The Marx in my soul keeps making me return to the category of labor, including examining the actual practices of extraction of value from workers. My suspicion is that we might nurture responsibility with and for other animals better by plumbing the category of labor more than the category of rights, with its inevitable preoccupation with similarity, analogy, calculation, and honorary membership in the expanded abstraction of the Human. Regarding animals as systems of production and as technologies is hardly new.6 Taking animals seriously as workers without the comforts of humanist frameworks for people or animals is perhaps new and might help stem the killing machines.7 The posthumanist whispering in my ear reminds me that animals work in labs, but not under conditions of their own design, and that Marxist humanism is no more help for thinking about this for either people or other animals than other kinds of humanist formulae. Best of all, the Marxist feminist in my history and community reminds me that freedom cannot be defined as the opposite of necessity if the mindful body in all its thickness is not to be disavowed, with all the vile consequences of such disavowal for those assigned to bodily entrammelment, such as women, the colonized, and the whole list of "others" who cannot live inside the illusion that freedom comes only when work and necessity are shuffled off onto someone else. Instrumental relations have to be revalued, rethought, lived another way.
Marxist feminists, however, were not leaders in coming face to face with animals; they tended to be all too happy with categories of society, culture, and humanity and all too suspicious of nature, biology, and co-constitutive human relationships with other critters. Marxist feminists and their brothers both tended to reserve the category of labor (and desire and sexuality, if not sex) for people. Other feminists, however, did take the lead many years ago in seriously cohabiting and understanding the earth with animals—or, as Val Plumwood called the vast heterogeneity of presences besides human beings, ""earth others."8 These feminist theorists paid attention to slimy, furry, scaly, fleshy animals of great variety (and other organisms too), not just literary, mythological, philosophic, and linguistic ones, although they had a lot to say about those as well.9 I am inside these feminists' work, nourished and instructed by it, even as I resist the tendency to condemn all relations of instrumentality between animals and people as necessarily involving objectification and oppression of a kind similar to the objectifications and oppressions of sexism, colonialism, and racism. I think in view of the terrible similarities, too much sway has been given to critique and not enough to seeing what else is going on in instrumental human-animal world makings and what else is needed.10
To be in a relation of use to each other is not the definition of unfreedom and violation. Such relations are almost never symmetrical (""equal" or calculable). Rather, relations of use are exactly what companion species are about: the ecologies of significant others involve messmates at table, with indigestion and without the comfort of teleological purpose from above, below, in front, or behind. This is not some kind of naturalistic reductionism; this is about living responsively as mortal beings where dying and killing are not optional or able to be laundered like stolen money by creating unbridgeable gaps in the pathways through which the flows of value can be tracked. Flows of value can be tracked, thanks to Marx and his heirs; but response has to go into trackless territory, without even the orienting signposts of reliable chasms.

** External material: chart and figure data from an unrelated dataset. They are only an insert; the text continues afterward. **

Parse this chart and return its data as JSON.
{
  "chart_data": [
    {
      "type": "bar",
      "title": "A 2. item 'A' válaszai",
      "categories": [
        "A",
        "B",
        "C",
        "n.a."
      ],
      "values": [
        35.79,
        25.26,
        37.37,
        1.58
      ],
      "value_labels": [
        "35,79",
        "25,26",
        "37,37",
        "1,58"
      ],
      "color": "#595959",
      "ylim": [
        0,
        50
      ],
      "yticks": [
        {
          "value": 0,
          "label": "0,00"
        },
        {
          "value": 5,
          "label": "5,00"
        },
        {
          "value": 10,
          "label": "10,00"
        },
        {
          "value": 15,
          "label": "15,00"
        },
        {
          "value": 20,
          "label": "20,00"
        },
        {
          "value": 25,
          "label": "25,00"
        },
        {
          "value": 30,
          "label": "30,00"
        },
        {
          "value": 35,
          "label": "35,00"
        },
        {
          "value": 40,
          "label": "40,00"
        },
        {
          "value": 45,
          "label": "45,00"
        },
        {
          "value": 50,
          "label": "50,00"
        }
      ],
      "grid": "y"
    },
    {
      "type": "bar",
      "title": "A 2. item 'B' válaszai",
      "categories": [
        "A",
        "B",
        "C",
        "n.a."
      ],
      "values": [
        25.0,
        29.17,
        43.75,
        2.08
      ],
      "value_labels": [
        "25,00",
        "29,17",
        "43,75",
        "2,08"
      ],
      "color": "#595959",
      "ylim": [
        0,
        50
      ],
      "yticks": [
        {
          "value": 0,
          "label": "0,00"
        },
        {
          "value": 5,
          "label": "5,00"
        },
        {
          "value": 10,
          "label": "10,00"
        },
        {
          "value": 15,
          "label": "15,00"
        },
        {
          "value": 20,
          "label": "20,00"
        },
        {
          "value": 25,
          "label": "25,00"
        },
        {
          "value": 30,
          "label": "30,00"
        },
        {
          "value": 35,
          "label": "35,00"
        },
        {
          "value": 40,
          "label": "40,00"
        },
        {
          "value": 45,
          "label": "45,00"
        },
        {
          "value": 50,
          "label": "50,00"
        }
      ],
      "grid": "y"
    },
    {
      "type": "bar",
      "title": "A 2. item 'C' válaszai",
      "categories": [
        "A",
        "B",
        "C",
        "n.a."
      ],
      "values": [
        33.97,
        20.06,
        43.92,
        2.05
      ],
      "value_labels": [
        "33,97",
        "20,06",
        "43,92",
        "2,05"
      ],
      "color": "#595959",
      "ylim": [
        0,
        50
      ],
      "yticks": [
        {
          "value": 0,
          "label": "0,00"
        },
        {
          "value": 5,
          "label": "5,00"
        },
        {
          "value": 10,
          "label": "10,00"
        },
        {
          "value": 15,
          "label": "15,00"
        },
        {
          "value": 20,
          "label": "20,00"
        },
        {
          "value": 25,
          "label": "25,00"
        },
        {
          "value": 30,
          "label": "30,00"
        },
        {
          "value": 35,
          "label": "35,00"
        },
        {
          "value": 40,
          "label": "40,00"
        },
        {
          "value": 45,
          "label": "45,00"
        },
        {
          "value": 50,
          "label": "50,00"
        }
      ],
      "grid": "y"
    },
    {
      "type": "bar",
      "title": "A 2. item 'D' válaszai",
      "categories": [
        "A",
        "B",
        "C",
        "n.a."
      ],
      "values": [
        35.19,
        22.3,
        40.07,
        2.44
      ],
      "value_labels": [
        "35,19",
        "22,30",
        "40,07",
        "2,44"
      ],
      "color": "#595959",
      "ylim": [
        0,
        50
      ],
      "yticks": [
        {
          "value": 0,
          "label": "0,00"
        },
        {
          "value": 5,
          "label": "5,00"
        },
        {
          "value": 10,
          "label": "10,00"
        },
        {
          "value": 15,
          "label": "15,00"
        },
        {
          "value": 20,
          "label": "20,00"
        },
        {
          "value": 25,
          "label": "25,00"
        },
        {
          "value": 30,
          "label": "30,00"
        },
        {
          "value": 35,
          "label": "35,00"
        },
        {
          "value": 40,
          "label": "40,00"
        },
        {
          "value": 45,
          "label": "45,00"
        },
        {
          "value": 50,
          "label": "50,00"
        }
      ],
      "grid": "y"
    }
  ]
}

None of this lets me forget that I called the lab animals unfree in some sense not undone by remembering that relations of utility are not the source of that ascription. Baba Joseph did not say that understanding the animals' suffering made the wickedness of causing them pain go away. He said only that his God ""may forgive" him. May. When I say "unfree," I mean that real pain, physical and mental, including a great deal of killing, is often directly caused by the instrumental apparatus, and the pain is not borne symmetrically. Neither can the suffering and dying be borne symmetrically, in most cases, no matter how hard the people work to respond. To me that does not mean people cannot ever engage in experimental animal lab practices, including causing pain and killing. It does mean that these practices should never leave their practitioners in moral comfort, sure of their righteousness. Neither does the category of "guilty" apply, even though with Baba Joseph I am convinced the word wicked remains apt.11 The moral sensibility needed here is ruthlessly mundane and will not be stilled by calculations about ends and means. The needed morality, in my view, is culturing a radical ability to remember and feel what is going on and performing the epistemological, emotional, and technical work to respond practically in the face of the permanent complexity not resolved by taxonomic hierarchies and with no humanist philosophical or religious guarantees. Degrees of freedom, indeed; the open is not comfortable.